Signal transduction from the T cell receptor. Binding of peptide:MHC complex to the T cell receptor (TCR) leads to activation of the tyrosine kinases LCK and ZAP70 (ζ-chain-associated protein kinase of 70 kDa), phosphorylation of the adaptor protein LAT (linker for activation of T cells) and assembly of a complex including the adaptors GADS, SLP76 and NCK, the ITK and PAK kinases, VAV1 and PLCγ1. Activation of PLCγ1 leads to hydrolysis of PIP2 to the second messengers InsP3 and DAG. VAV1 may contribute to the activation of PLCγ2 through an adaptor function, and, via RAC1 to increased synthesis of PIP3, potentially by activating phosphatidylinositol-3-kinase (PI3K).
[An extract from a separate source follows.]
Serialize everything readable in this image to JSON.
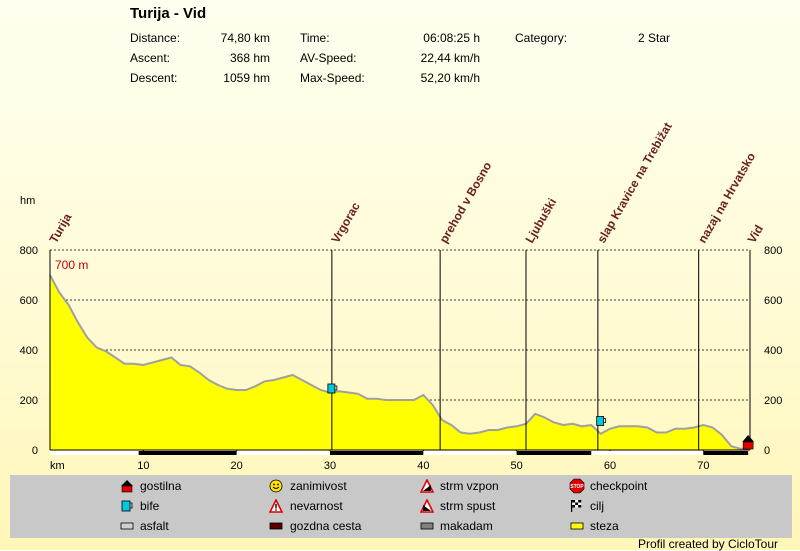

Increased levels of InsP₃ lead to a rise in intracellular Ca²⁺ and eventually to activation of the NFAT transcription factor. DAG activates the Ras exchange factor RASGRP, leading to activation of RAS and the RAF, MEK, ERK kinase cascade. DAG may also contribute to activation of NFκB via PKCθ. PIP₃ leads to activation of the AKT kinase which signals cell survival via inhibition of the FOXO1 transcription factor. TCR signalling via IBP leads to CDC42 activation and increased intracellular Ca²⁺.